In addition to being prepared for possible contact with U.S. Immigration and Customs Enforcement (ICE) at home or on the street, it is important to also prepare for the possibility of ICE coming to your workplace.
If ICE comes to a workplace
Can agents enter a workplace without a warrant?
If you work in a place open to the public, like a restaurant or car wash, ICE agents may enter the public space of your workplace as they please.
However, ICE cannot enter the non-public space of your workplace unless they have either the voluntary consent of your employer, or a valid warrant.
If you feel comfortable, remind your employer that they can deny ICE consent to enter the workplace absent a warrant. If ICE enters without a warrant and the employer did not give consent, this could be challenged later in court.
What should workers do if ICE agents enter a workplace?
- Try to stay calm, do not run, and do not resist arrest.
- Say aloud “I DO NOT CONSENT TO A SEARCH” and encourage others to do the same. If ICE agents try to search property, bags, or the pockets of someone at the work site, this could be challenged later in court.
- Do not voluntarily give ICE any identity document—especially not a foreign passport, as this can be used against a non-citizen in court.
- Document exactly what happened as soon as it is safe to do so
- Do not give any false information to ICE—a person may face criminal or civil charges for use of false documents such as social security cards.
What if agents want to question workers?
- Just as they would on the street, workers should say: “AM I FREE TO GO?”
- If they say “YES,” walk away slowly. If they say “NO,” Ask: “AM I BEING DETAINED?” If they say “YES,” the worker should say: “I WANT TO REMAIN SILENT AND TO SPEAK TO A LAWYER”
- Workers should not answer any questions about where they were born, immigration status, or immigration or criminal history.
- Workers should not sign anything that ICE presents.
Do I have to tell an ICE agent my name?
In New York, you cannot be detained or arrested for only refusing to give your name to police. But, law enforcement officials do not always follow the law, and refusing to give your name to ICE agents may make them suspicious and lead to your arrest, so use your judgment.
If you fear that your name may be incriminating, you can claim the right to remain silent. Do not give a false name.
If you are arrested, however, and you refuse to produce ID or tell officers who you are, the police may detain you until you can be positively identified.
REMEMBER: If you are exercising your legal rights – such as that to a minimum wage, overtime, a workplace free of discrimination, or your right to organize, it is illegal for your employer to retaliate against you by reporting you to ICE or threatening to do so. If this happens, you should consult with an employment attorney.
What if ICE agents press me for information or threaten me?

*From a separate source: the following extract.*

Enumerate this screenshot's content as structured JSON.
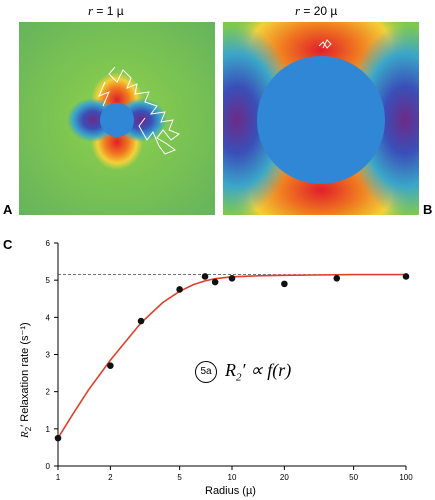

- Continue to assert your right to remain silent and speak with a lawyer – even if they do not respect this, it is important to do it because their conduct could be challenged later in court.
- If an agent threatens the use of force, it is important to do what feels safe, even if that means complying. Do not argue with an agent, touch them, or interfere with a search.
What should workers do if an employer asks to fill out an I-9 or verify work authorization?
Employers are legally obligated to verify that their employees are authorized to work in the U.S., and usually must do this within three business days from the date of hire.
However, an employer can ask to re-verify a worker’s work authorization under some circumstances, such as when a work authorization card is expiring, or the employer is being audited by the Department of Homeland Security (DHS).
If your employer chooses to re-verify only some employees rather than all of them, this may be in violation of anti-discrimination laws. If you believe you are being discriminated against, you should consult with an employment attorney.
If an employer asks to see a work permit, keep in mind that you can request time to get your documents, but do not provide false documents, such as false identification or social security number as this could be used against you.
How do I prepare my workplace?
- If possible, talk with your coworkers and inform them of their rights –especially their right to remain silent if questioned.
- Make sure everyone knows how to react if ICE shows up at work.
- Plan to stick together – sometimes ICE asks workers to divide into groups of citizens and noncitizens during a raid. Talk to your coworkers about all staying in one group.
- Just as after any raid, it is critical to document exactly what happened in as much detail as possible. Complete the intake form.
- Print out this response list and keep it at work.